Like the "Record Business", the "Movie Business" has completely changed! In some ways both have changed for the better.......in that anyone with an idea, weather it be a song or a screen play...they can record or film their vision with VERY LITTLE money! You can record an amazing sounding song or album right in your bedroom, using only a PC and some microphones. If you have any ability with cameras, you can make a movie that looks exactly like a BIG BUDGET HOLLYWOOD Movie with a camera setup that costs less than 5,000 dollars. That is astonishing when you remember (only 10 years ago) that getting your movie to look like the big boy Hollywood movies would require a 100,000 dollar plus camera setup. So expensive, that 95% of filmmakers would rent equipment because of the high cost of a 35 mm camera or early digital video cinema cameras (like the Sony HDW-F900). One of the problems that I see (only one guys personal opinion) is that in this whirlwind of technological advancement, the great song or the great story has somehow gotten lost. Here is an article I found in Entertainment Weekly about Keanu Reeves's new movie. Check it out....I found it to be not only very interesting, but also very true.

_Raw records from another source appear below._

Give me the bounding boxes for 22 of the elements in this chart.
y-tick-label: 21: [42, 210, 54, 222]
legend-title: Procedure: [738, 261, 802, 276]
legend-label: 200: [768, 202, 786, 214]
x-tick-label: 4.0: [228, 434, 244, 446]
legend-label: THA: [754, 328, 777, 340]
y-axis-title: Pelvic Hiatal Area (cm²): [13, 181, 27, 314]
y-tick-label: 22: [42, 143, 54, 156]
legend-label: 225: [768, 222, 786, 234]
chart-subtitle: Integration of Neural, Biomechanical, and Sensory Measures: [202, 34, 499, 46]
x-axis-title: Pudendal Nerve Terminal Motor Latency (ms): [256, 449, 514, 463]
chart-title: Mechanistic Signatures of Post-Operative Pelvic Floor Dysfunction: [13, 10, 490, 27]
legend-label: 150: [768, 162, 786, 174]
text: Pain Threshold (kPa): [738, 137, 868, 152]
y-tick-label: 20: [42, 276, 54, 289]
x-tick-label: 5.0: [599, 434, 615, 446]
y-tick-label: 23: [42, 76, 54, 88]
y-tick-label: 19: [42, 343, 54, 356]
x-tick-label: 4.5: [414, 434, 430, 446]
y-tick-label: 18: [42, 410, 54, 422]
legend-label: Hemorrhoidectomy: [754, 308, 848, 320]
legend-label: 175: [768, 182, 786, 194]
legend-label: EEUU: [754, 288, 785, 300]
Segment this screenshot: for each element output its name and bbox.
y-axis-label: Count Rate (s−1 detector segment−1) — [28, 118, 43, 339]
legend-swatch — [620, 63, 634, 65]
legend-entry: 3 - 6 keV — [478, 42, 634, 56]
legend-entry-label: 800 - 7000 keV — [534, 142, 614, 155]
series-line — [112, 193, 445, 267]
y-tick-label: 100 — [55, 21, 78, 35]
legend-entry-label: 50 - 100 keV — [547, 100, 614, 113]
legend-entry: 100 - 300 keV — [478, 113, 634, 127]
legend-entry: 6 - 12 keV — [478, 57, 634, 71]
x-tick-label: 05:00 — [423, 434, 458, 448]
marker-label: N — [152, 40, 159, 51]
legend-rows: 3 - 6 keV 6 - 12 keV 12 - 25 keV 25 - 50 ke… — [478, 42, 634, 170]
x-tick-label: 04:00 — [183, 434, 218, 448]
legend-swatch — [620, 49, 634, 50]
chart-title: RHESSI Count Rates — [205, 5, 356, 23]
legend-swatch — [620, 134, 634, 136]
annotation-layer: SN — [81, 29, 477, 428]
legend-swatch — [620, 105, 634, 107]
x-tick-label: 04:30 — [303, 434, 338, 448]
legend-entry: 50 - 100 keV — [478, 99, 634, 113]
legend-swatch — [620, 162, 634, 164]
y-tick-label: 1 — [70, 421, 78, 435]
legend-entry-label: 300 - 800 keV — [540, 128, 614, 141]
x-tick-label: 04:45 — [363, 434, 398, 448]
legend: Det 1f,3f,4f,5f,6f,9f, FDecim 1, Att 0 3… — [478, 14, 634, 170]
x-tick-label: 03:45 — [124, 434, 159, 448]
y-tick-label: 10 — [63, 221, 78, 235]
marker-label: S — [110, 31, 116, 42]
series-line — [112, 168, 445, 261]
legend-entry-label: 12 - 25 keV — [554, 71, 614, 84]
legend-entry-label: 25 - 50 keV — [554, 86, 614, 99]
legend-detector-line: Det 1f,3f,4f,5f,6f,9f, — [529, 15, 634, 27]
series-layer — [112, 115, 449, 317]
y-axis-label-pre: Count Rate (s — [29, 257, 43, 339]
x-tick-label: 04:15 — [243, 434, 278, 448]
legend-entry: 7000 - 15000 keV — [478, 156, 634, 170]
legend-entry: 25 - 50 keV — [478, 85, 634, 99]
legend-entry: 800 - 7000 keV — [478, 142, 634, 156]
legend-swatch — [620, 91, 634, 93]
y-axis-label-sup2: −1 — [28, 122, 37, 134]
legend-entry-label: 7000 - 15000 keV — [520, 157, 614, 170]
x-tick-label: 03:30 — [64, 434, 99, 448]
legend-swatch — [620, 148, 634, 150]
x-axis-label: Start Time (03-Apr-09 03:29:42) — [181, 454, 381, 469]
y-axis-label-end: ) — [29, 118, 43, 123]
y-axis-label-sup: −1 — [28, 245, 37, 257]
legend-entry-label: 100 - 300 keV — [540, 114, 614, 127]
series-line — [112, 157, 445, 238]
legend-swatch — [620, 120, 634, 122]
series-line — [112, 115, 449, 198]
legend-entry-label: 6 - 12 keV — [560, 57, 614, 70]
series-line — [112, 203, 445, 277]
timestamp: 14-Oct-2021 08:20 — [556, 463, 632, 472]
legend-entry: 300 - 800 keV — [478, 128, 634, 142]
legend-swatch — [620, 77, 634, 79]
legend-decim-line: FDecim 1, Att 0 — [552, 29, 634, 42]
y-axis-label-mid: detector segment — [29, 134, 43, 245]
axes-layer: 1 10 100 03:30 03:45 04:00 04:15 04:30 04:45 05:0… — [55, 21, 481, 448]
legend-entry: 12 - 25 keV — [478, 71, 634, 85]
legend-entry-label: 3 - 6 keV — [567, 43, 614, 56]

Most big-budget action movies these days are just cartoons directed by bad animators. Somewhere between The Matrix and The Bourne Identity, the whole genre lost its brawl. You’ve seen one superhero defend his city from an airship armada, you’ve seen every superhero defend his city from an airship armada. Then there’s John Wick. Simple story, not-so-simple thrills. The story: Someone kills an assassin’s dog, and the assassin (Keanu Reeves) wants vengeance. The thrills: The movie constructs action scenes with patience and delicacy, filming in steady shots that track the careful choreography of Reeves’ punch-shoot rampages. John Wick was directed by a stuntman, and the movie ripples with the straightforward pleasure of watching bodies move on screen the way bodies used to move before greenscreen turned every movie into a Who Framed Roger Rabbit reboot. They don’t make ‘em like that anymore. Except, suddenly, they do. John Wick (in theaters now) is the latest entry in a genre mini-renaissance—let’s call it New Action: ultraviolent, often R-rated, with minimum backstory and maximum body count. 2012’s The Raid: Redemption sent a squad of supercops (who all know martial arts) into a building filled with supercriminals (who all know martial arts). The same year brought Dredd, which took its Die Hard-trapped-in-a-building plot and dressed it up with garish neon scuzz, like Blade Runner‘s punk-rock little brother. These things used to be called B movies, but they’re now drawing A-list talent. Steven Soderbergh’s in the club: His underrated Haywire is what happens when one of our most experimental auteurs decides to experiment with punching Michael Fassbender in the face. And Liam Neeson has practically become his own New Action subgenre. Taken is John Wick in Paris; Non-Stop should’ve been The Raid on a plane. GET MORE EW: Subscribe to the magazine for only 33¢ an issue!
It’s possible to call these movies throwbacks, except they’re throwing back to multiple eras at once. There’s a bit of the ground-level grit of ’70s action cinema: the bloody vengeance of Death Wish, the screeching wheels of The French Connection. But there’s also a strong influence from ’80s beefcake cinema, with its demi-fascist mass-murdering alpha males (see: the Fast & Furious franchise). Yet what makes New Action so revitalizing, and unexpected, is that it can minimize as well as it hyperbolizes. Witness the opening scene of contempo-hipster classic Drive, a car chase shot entirely from the inside of Ryan Gosling’s getaway vehicle. Cards on the table: I love all these movies. I think they can save cinema. Hollywood’s wannabe saviors have been preaching a Big Spectacle gospel for years now. James Cameron and 3-D and Avatar; Peter Jackson and high frame rates and The Hobbit. All impressive, but what’s been missing is the rush of the real. If New Action is going to rescue movies, though, it’s going to have to strap on some brass knuckles and batter a few more rules. These movies come on strong, but they’re still playing it safe. The heroes never die, never make any real mistakes. There’s a faint whiff of the miserable modern franchise about them: John Wick never does anything bold enough to close the door on John Wick 2. That’s not a deal breaker, but it’s a shame. The best action movies leave it all on the playing field. The best movies don’t need to save the cool stuff for the sequel.